Borrowers who are behind on their mortgage payment, or soon expect to be, and who wish to obtain a loan modification from their lender, may choose to negotiate on their own behalf. There are several reasons borrowers would to do their own negotiation. They are:
- Problems with finding a reputable loan modification company. While there are companies and law firms that will make a good faith effort to represent a consumer at a fair price, there are many that simply charge high fees in return for very little in the way of services.
- Cost. With many modification companies charging upwards of $3,000 to even start the process of negotiating with a lender, this is often out of the question. Consumers should be wary of firms that charge hefty fees in advance of obtaining any kind of resolution; any upfront fees should be relatively modest.
- It’s doable. Many consumer advocates and public agencies discourage homeowners from contracting for loan modification services on the grounds its something most homeowners can handle themselves, once equipped with the right information. Many nonprofit agencies offer housing counselors who can get homeowners pointed in the right direction. An attorney can usually be hired on an as-needed basis to review documents and answer legal questions for less than the cost of hiring a negotiator.
What to have Ready for the Loan Modification Process
Nothing frustrates lenders, nor slows down the loan modification process, more than borrowers who are unprepared to provide lenders with what they need in terms of paperwork from the borrower.
Lenders quickly become impatient if they have to work through four or five phone calls with a borrower who has been asked repeatedly to provide specific information needed to proceed with their loan modification. Being unprepared may suggest to the lender that the borrower is either less serious about completing a loan modification than they originally let on, or that they are hiding something. Responding quickly to the requests of their lender both shows the lender that the borrower is motivated to make the loan work.
At the minimum, borrowers should have the following information available when they meet with the lender for the first time:
- A hardship letter, stating how they got into their current financial position, and an explanation as to why the borrower will be able to continue making payments if they receive the loan modification.

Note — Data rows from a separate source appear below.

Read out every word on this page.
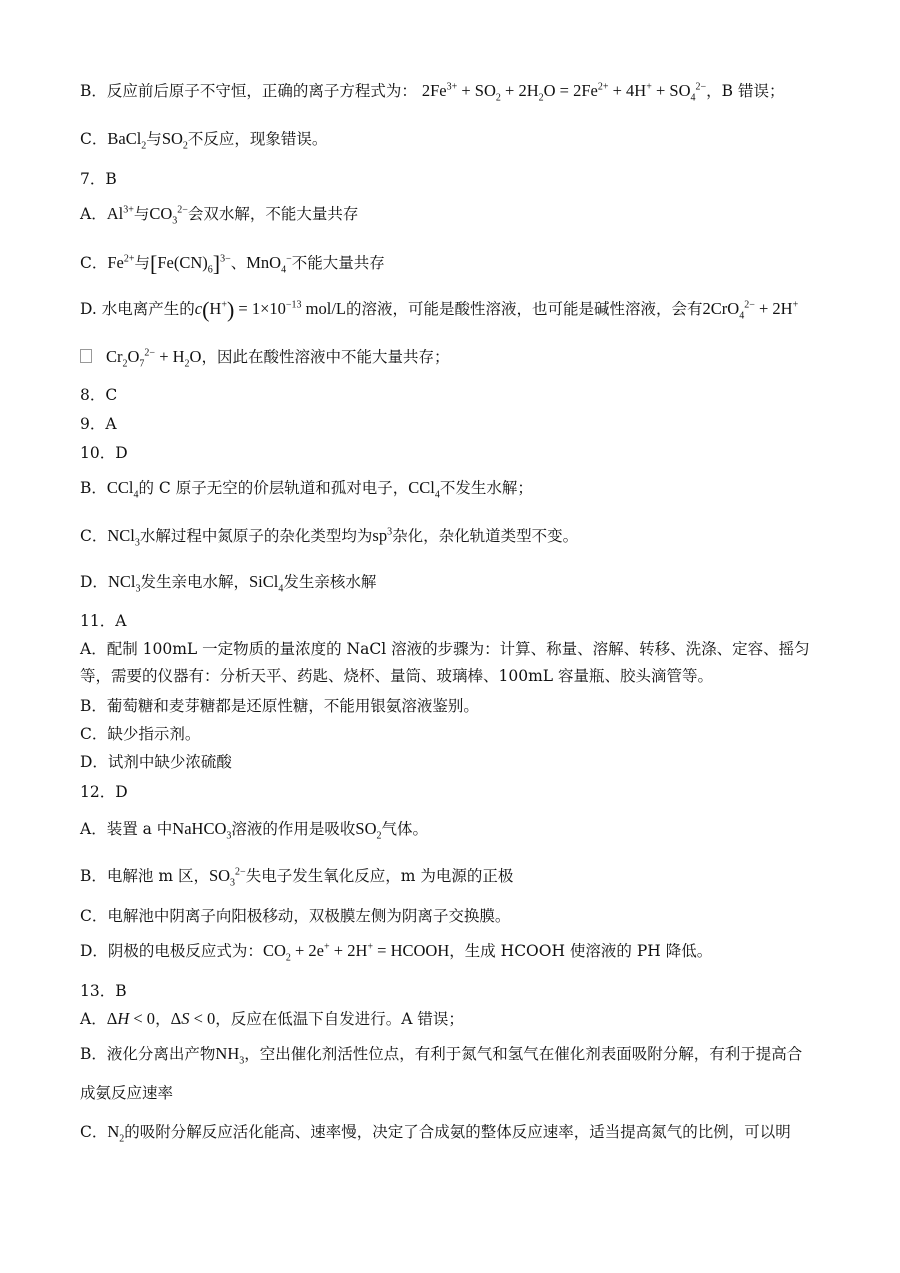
B．反应前后原子不守恒，正确的离子方程式为： $2Fe^{3+} + SO_2 + 2H_2O = 2Fe^{2+} + 4H^+ + SO_4^{2-}$，B 错误；
C．BaCl$_2$与$SO_2$不反应，现象错误。
7．B
A．$Al^{3+}$与$CO_3^{2-}$会双水解，不能大量共存
C．$Fe^{2+}$与$[Fe(CN)_6]^{3-}$、MnO$_4$−不能大量共存
D. 水电离产生的$c(H^+) = 1\times 10^{-13}$ mol/L的溶液，可能是酸性溶液，也可能是碱性溶液，会有2CrO$_4^{2-}$ + 2H+
$Cr_2O_7^{2-} + H_2O$，因此在酸性溶液中不能大量共存；
8．C
9．A
10．D
B．CCl$_4$的 C 原子无空的价层轨道和孤对电子，CCl$_4$不发生水解；
C．NCl$_3$水解过程中氮原子的杂化类型均为$sp^3$杂化，杂化轨道类型不变。
D．NCl$_3$发生亲电水解，SiCl$_4$发生亲核水解
11．A
A．配制 100mL 一定物质的量浓度的 NaCl 溶液的步骤为：计算、称量、溶解、转移、洗涤、定容、摇匀等，需要的仪器有：分析天平、药匙、烧杯、量筒、玻璃棒、100mL 容量瓶、胶头滴管等。
B．葡萄糖和麦芽糖都是还原性糖，不能用银氨溶液鉴别。
C．缺少指示剂。
D．试剂中缺少浓硫酸
12．D
A．装置 a 中NaHCO$_3$溶液的作用是吸收$SO_2$气体。
B．电解池 m 区，$SO_3^{2-}$失电子发生氧化反应，m 为电源的正极
C．电解池中阴离子向阳极移动，双极膜左侧为阴离子交换膜。
D．阴极的电极反应式为：$CO_2 + 2e^+ + 2H^+$ = HCOOH，生成 HCOOH 使溶液的 PH 降低。
13．B
A．ΔH < 0，ΔS < 0，反应在低温下自发进行。A 错误；
B．液化分离出产物$NH_3$，空出催化剂活性位点，有利于氮气和氢气在催化剂表面吸附分解，有利于提高合
成氨反应速率
C．$N_2$的吸附分解反应活化能高、速率慢，决定了合成氨的整体反应速率，适当提高氮气的比例，可以明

- The terms of some modifications last only months or years, and the lender wants to know the plan of the borrower for the foreseeable future, rather than for the short-term.
- Income and expense documentation. Borrowers who are unable to accurately show the lender how much income they take in, as well as spend, each month will appear as unmotivated and be taken less seriously than someone who has this information.
- What would the borrower like to see happen? Is the borrower looking for a short-term modification to get them through the upcoming months until they start working again? Will the borrower be receiving either child support or alimony in the near future, as the result of a divorce, to add to their income? Does the borrower expect any other changes in their financial situation that, combined with a lower mortgage, will make their finances manageable once again? The lender needs to know all of this.
Many lenders have loan modification kits, which have all of the information that a borrower needs in working with them in the course of a loan modification. If borrowers are able to get this kit, which may be available online, before they approach the lender in an attempt to modify their loan, they will know exactly what the lender is looking for.
Ask for Loan Modification Help
Borrowers who want to talk to their lender about a loan modification, but are unable, or hesitant in using a loan modification service should seek the help of someone who knows how the process works, or a qualified counselor, preferably someone who works specifically with mortgages.
Many general counseling services, mainly non-profits, work with borrowers on their unsecured debt, such as credit cards, and their purpose is to map out a plan for the long term. If the borrower is able to manage their other debt though, such as credit cards, but their mortgage payment is about to be outside of their means, they need someone specifically that knows mortgages.